Auch mit Konsumgütern, Kleidung und technischen Gadgets versucht man immer wieder, seinen höheren Status auszudrücken. Menschen, die in unterschiedlichen sozialen Situationen sind oder verschiedene Lebensstile pflegen, distanzieren sich von anderen – und halten sich selbst nicht selten für die bessere Gruppe.

Was ist da los? Leben wir mittlerweile in einer arroganten Gesellschaft?

Zum Teil ist es ein psychologischer Mechanismus. Soziale Gemeinschaften funktionieren immer auch über Grenzziehung. Sozialpsychologen haben schon in den 1950er und 1960er Jahren festgestellt, dass Menschen sich bestimmten Gruppen zugehörig fühlen wollen und dass sie die eigene Gruppe über andere stellen.

Menschen aus dem eigenen sozialen Milieu oder mit ähnlichem Lebensstil fühlt man sich nicht nur näher, man traut ihnen laut Studien auch mehr positive Eigenschaften zu, bevorzugt sie gegenüber anderen, hilft ihnen eher, spendet ihnen eher Geld. Dahinter steckt ein Bedürfnis, dazuzugehören und anerkannt zu sein. Wenn man die eigenen Leute als „die Guten“ ansieht, kommt man in den Genuss einer Selbsterhöhung. Das kann Menschen in ihrer Identität stabilisieren.

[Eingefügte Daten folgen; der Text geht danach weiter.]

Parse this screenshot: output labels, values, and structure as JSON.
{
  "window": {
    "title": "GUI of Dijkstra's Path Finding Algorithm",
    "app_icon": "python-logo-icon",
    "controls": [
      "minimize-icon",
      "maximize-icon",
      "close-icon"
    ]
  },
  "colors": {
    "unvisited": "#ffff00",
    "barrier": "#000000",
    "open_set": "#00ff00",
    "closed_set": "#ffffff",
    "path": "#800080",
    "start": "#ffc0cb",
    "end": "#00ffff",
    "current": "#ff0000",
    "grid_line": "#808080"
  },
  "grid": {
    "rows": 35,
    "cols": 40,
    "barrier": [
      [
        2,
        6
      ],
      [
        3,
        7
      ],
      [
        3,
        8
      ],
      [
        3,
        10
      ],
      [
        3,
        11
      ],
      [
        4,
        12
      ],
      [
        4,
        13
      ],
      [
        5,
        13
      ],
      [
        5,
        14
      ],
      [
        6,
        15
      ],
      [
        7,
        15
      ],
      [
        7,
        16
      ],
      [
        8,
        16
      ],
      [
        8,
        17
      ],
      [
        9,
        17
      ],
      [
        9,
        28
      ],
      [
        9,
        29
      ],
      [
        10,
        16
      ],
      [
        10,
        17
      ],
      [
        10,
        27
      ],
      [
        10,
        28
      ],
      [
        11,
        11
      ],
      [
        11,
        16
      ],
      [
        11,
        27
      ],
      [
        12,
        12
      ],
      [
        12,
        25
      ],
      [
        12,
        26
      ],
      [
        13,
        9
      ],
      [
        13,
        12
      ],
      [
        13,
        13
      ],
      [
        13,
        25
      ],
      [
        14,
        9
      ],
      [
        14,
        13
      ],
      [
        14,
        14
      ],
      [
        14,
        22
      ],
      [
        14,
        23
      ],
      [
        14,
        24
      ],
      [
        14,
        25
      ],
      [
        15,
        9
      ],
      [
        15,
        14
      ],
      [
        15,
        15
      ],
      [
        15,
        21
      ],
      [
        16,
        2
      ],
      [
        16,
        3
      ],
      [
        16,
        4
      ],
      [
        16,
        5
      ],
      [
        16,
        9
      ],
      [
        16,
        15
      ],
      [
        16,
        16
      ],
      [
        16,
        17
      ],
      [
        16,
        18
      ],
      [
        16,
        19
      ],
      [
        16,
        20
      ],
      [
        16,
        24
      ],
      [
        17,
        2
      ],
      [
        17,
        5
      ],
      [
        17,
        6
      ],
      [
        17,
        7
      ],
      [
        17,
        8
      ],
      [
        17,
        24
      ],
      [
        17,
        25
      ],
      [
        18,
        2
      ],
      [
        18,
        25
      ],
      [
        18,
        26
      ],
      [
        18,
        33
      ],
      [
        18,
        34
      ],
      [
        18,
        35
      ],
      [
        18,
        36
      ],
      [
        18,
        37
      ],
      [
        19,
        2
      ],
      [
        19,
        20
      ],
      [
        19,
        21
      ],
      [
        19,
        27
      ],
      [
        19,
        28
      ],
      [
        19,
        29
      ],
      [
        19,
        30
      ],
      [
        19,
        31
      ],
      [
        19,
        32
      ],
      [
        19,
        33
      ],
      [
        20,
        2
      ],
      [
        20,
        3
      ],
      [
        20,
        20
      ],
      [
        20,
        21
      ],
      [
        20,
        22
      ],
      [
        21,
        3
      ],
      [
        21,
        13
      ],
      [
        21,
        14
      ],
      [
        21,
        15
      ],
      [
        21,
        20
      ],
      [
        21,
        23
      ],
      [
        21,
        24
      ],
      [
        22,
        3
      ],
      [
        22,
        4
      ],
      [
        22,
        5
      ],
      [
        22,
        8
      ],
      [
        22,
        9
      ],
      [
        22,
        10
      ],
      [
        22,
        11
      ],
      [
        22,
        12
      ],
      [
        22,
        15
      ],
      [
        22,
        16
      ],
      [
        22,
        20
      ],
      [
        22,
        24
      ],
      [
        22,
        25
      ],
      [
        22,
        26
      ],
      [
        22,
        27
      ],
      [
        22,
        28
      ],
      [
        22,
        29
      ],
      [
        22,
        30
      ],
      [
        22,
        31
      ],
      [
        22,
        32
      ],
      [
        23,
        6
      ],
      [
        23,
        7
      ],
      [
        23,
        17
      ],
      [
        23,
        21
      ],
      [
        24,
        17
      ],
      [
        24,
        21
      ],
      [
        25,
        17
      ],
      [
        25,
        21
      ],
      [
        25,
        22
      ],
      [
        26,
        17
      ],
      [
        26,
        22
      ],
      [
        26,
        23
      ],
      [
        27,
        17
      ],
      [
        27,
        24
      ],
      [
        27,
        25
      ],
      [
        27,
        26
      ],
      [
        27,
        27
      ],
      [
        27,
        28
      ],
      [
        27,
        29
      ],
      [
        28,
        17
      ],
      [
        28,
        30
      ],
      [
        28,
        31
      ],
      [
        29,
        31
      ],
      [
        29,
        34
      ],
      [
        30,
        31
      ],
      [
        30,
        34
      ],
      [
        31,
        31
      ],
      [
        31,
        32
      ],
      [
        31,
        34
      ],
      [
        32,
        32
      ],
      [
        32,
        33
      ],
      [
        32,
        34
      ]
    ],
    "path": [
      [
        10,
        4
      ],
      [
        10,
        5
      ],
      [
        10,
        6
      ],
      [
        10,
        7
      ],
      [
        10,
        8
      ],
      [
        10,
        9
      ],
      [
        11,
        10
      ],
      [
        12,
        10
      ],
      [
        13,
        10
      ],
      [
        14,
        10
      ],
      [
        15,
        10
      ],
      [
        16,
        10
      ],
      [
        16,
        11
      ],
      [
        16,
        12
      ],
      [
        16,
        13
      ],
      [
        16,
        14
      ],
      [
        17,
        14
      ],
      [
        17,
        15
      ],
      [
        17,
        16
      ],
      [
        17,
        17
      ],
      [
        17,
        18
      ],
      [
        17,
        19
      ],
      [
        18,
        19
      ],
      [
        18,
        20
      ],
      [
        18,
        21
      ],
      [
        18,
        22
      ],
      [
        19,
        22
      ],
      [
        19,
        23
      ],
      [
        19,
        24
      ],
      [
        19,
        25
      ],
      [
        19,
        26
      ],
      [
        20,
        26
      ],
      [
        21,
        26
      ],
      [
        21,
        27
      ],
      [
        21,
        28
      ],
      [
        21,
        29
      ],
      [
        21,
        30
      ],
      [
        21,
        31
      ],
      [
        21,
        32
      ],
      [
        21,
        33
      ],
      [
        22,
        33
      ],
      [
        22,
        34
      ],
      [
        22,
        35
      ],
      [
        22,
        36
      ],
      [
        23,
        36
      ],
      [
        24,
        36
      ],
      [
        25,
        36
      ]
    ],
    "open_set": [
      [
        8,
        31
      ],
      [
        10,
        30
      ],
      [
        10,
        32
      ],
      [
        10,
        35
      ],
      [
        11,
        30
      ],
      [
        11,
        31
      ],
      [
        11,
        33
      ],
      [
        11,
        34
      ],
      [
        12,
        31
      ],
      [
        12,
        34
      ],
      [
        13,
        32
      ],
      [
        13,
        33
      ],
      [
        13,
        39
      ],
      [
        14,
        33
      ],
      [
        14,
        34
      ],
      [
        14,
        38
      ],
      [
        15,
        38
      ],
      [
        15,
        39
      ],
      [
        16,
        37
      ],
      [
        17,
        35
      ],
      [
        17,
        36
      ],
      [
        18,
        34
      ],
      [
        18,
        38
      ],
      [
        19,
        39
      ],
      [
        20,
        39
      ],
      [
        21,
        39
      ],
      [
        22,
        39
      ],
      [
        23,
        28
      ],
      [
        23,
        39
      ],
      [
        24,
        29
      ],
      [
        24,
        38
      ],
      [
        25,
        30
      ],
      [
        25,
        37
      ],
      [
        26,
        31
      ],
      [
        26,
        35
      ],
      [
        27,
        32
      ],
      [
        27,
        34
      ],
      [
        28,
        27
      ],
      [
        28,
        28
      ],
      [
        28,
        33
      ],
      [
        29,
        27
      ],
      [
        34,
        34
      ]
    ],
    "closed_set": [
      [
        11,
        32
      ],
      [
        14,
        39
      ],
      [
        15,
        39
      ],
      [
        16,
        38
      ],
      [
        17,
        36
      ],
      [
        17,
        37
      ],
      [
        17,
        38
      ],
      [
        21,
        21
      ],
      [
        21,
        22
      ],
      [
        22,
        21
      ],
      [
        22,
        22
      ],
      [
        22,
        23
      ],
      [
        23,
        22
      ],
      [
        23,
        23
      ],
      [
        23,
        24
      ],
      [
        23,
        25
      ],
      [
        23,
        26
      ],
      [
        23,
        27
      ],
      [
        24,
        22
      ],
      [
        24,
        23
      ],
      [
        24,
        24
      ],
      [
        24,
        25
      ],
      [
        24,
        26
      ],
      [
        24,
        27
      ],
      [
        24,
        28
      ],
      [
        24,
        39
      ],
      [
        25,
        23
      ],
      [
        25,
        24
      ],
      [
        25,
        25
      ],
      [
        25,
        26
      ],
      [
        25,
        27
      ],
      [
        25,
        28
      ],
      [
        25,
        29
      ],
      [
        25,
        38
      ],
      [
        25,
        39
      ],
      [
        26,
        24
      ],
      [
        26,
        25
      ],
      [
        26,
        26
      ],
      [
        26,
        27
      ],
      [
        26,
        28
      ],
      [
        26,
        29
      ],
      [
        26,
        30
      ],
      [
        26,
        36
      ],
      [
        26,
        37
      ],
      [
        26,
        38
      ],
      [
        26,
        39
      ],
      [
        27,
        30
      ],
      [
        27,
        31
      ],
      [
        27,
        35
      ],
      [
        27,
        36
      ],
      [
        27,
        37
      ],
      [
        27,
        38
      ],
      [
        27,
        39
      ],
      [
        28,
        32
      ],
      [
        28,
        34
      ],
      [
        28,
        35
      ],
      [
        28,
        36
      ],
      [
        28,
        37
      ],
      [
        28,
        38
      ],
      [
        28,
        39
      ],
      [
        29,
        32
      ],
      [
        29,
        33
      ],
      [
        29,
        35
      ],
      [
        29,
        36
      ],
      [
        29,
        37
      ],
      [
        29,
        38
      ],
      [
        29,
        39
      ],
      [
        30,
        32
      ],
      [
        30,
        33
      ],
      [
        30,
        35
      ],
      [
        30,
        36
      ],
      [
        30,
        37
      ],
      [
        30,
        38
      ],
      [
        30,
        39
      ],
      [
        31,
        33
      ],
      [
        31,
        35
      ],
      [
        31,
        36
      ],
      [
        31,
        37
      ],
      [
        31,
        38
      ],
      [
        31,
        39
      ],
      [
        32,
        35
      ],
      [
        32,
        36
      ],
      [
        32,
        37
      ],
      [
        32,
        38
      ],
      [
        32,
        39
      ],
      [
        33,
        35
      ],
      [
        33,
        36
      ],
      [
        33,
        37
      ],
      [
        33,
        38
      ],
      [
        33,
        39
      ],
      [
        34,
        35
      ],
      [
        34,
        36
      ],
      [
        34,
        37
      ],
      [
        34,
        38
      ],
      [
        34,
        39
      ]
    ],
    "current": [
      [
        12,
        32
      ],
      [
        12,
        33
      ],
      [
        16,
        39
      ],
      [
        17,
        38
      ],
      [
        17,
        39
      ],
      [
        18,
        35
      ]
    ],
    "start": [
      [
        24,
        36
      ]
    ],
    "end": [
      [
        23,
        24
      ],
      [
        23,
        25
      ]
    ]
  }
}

Ist es unumgänglich, auf „die anderen“ herabzusehen?

Es ist wichtig, zwischen Abgrenzung und Abwertung zu unterscheiden. Dass man sich mit der Gruppe, zu der man sich selbst zählt, eher identifiziert als mit anderen, das ist menschlich. Hand aufs Herz: Wer hat noch nicht gedacht, dass das, was man selbst und „die eigenen Leute“ vertreten und tun, richtiger ist als das, was andere machen?

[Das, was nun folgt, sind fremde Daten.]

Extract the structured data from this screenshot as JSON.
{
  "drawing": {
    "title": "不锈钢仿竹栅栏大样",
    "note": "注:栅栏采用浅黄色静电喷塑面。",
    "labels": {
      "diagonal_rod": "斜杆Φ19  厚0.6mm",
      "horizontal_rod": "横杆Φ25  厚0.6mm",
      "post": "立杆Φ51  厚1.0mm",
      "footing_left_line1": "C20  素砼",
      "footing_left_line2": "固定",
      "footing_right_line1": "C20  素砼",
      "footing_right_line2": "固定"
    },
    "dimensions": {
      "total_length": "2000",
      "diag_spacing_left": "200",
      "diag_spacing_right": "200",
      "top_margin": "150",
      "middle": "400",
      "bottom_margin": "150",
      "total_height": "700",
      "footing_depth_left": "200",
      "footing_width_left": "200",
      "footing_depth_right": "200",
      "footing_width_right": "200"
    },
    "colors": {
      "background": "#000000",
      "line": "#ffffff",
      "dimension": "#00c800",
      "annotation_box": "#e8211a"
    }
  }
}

Problematisch wird es, wenn sich die Blickrichtung ändert und man andere aktiv abwertet, wenn man etwa Schutzsuchende als „Asyltouristen“ beschimpft oder Menschen, die nicht studiert haben, für irrational und engstirnig hält. Wenn man sich also nicht mehr abgrenzt, sondern abwertet und andere Bevölkerungsgruppen für weniger wert hält, wird es problematisch. Anfällig für diese Haltungen sind vor allem Menschen, die glauben, dass ihre eigene Weltsicht eine Vormachtstellung haben sollte.

Welche gesellschaftlichen Prozesse machen Sie für die Abgrenzungswut verantwortlich?

Wir leben in einer individualisierten Gesellschaft, kollektive Sichtweisen nehmen immer mehr ab. Die Verlagerung der Verantwortung vom Kollektiv hin zum Individuum ist sehr weit verbreitet. Gesellschaftliche Missstände werden immer mehr auf Einzelne abgewälzt. Die vor allem in den USA geprägte Devise „Jeder ist seines Glückes Schmied“ hat heute auch hierzulande Gewicht und treibt soziale Gruppen auseinander.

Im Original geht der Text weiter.